Melanie Griffith, the daughter of actress Tippi Hedren and Peter Griffith, a former child stage actor and advertising executive, began her career as an adolescent in nonspeaking film roles before making her credited debut opposite Gene Hackman in Arthur Penn's Night Moves (1975). She rose to prominence for her role in Brian De Palma's Body Double (1984), which earned her a National Society of Film Critics Award for Best Supporting Actress. Griffith's subsequent performance in Something Wild (1986) garnered critical acclaim before she was cast in 1988's Working Girl, which earned her a nomination for the Academy Award for Best Actress and won her a Golden Globe.

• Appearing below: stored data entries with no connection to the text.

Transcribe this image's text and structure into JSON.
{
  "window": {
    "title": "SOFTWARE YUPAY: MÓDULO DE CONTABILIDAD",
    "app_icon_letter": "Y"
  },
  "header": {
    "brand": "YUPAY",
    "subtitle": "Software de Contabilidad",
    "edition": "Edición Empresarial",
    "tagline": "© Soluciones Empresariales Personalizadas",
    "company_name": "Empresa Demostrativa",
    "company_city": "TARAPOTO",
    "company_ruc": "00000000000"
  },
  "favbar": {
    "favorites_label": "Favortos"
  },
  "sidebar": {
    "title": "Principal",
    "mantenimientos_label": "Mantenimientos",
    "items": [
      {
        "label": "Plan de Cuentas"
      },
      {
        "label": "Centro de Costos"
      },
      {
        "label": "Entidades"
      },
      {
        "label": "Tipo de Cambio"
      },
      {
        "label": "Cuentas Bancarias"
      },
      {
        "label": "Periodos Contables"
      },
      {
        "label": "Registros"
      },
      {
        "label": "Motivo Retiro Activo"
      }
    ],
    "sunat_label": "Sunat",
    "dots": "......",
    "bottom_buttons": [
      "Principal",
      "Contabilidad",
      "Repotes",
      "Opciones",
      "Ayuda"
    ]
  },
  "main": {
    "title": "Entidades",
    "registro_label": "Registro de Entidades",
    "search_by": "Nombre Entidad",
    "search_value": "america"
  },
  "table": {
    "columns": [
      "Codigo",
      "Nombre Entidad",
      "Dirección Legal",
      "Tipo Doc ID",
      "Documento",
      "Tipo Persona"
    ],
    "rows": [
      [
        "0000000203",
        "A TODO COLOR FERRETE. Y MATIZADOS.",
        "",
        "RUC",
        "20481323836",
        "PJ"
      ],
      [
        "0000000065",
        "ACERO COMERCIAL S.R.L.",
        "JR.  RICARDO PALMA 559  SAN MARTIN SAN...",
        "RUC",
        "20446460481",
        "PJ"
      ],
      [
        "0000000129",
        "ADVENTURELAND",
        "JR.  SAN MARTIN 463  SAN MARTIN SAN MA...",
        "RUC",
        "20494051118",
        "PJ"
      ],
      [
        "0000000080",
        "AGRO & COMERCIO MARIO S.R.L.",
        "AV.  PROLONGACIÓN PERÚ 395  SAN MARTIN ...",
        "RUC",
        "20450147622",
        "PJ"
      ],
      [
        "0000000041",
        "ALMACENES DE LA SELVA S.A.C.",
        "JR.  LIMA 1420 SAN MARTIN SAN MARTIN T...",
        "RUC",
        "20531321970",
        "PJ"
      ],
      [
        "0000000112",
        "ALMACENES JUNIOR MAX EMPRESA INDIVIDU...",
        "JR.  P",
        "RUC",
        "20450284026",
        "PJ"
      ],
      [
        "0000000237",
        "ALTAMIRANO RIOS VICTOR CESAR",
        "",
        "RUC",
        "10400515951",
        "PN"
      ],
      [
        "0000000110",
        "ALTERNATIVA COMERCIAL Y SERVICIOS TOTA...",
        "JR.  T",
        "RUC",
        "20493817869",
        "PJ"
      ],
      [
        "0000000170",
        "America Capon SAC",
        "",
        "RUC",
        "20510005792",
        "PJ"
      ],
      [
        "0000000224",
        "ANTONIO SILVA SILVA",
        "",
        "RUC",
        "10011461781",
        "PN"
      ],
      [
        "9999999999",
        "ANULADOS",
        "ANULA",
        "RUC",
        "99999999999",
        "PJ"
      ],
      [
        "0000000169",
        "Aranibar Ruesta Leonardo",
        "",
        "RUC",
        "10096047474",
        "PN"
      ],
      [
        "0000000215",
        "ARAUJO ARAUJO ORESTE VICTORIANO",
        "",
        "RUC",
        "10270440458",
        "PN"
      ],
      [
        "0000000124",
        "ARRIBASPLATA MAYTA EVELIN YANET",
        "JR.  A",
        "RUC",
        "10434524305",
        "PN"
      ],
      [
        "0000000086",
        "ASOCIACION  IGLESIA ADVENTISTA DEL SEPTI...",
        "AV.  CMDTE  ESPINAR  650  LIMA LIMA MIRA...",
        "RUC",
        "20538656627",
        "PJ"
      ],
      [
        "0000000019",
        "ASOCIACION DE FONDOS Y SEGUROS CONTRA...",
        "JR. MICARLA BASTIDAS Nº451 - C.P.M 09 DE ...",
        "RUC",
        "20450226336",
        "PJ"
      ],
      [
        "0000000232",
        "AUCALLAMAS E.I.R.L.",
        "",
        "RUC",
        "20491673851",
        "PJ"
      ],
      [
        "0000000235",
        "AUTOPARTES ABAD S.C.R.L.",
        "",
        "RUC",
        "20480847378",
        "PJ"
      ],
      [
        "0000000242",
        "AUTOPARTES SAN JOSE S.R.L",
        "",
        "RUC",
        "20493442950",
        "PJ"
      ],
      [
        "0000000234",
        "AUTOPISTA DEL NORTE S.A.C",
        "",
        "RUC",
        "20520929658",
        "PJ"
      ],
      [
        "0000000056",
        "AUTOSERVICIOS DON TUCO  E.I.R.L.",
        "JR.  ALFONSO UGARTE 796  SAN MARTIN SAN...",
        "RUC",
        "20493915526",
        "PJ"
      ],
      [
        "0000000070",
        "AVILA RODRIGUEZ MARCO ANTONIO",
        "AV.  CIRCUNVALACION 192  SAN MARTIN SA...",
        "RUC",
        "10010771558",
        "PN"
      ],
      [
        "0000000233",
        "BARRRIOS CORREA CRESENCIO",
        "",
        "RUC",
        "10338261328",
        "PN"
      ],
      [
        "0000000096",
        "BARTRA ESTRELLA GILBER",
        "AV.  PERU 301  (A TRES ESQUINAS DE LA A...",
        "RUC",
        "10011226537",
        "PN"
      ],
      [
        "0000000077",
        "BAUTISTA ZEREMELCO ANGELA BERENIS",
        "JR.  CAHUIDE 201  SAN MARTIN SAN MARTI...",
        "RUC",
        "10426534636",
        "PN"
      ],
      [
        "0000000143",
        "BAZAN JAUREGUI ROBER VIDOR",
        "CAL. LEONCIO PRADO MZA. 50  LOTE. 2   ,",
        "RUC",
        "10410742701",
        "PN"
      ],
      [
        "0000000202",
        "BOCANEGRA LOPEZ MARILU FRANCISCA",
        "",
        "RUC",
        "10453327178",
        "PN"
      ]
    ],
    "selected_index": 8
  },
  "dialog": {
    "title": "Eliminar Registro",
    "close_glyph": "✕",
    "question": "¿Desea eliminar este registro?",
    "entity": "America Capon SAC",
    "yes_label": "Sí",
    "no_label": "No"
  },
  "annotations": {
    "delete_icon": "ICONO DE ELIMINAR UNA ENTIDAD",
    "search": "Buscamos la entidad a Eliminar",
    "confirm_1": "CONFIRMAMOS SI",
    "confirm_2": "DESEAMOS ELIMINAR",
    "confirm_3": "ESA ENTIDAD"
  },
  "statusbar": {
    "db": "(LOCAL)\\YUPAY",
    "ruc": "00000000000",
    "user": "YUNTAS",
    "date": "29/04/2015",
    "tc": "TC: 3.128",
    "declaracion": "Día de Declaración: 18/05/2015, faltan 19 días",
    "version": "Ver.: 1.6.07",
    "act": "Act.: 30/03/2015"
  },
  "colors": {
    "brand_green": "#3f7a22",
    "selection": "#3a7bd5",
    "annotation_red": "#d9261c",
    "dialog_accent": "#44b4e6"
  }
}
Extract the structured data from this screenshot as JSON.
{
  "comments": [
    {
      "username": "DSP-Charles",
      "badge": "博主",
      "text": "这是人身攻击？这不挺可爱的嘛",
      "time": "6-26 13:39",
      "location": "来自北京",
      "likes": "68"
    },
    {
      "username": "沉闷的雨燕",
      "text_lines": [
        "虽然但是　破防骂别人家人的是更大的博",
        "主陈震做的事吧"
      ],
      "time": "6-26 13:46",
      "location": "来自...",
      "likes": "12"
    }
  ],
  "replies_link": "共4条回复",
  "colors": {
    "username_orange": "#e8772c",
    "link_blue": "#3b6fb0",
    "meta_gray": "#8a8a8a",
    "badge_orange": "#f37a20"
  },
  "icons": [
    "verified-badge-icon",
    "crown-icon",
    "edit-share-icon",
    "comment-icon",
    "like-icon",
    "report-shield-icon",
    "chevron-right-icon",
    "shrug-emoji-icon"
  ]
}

The 1990s saw Griffith in a series of roles which received varying critical reception: she received Golden Globe nominations for her performances in Buffalo Girls (1995), and as Marion Davies in RKO 281 (1999), while also earning a Golden Raspberry Award for Worst Actress for her performances in Shining Through (1992), as well as receiving nominations for Crazy in Alabama (1999) and John Waters' cult film Cecil B. Demented (2000). Other roles include in John Schlesinger's Pacific Heights (1990), Milk Money (1994), the neo-noir film Mulholland Falls (1996), as Charlotte Haze in Adrian Lyne's Lolita (1997), and Another Day in Paradise (1998).
She later starred as Barbara Marx in The Night We Called It a Day (2003), and has appeared on the television series Nip/Tuck, Raising Hope, and Hawaii Five-0. After acting on stage in London, in 2003 she made her Broadway debut in a revival of the musical Chicago, receiving celebratory reviews that made it a box office success.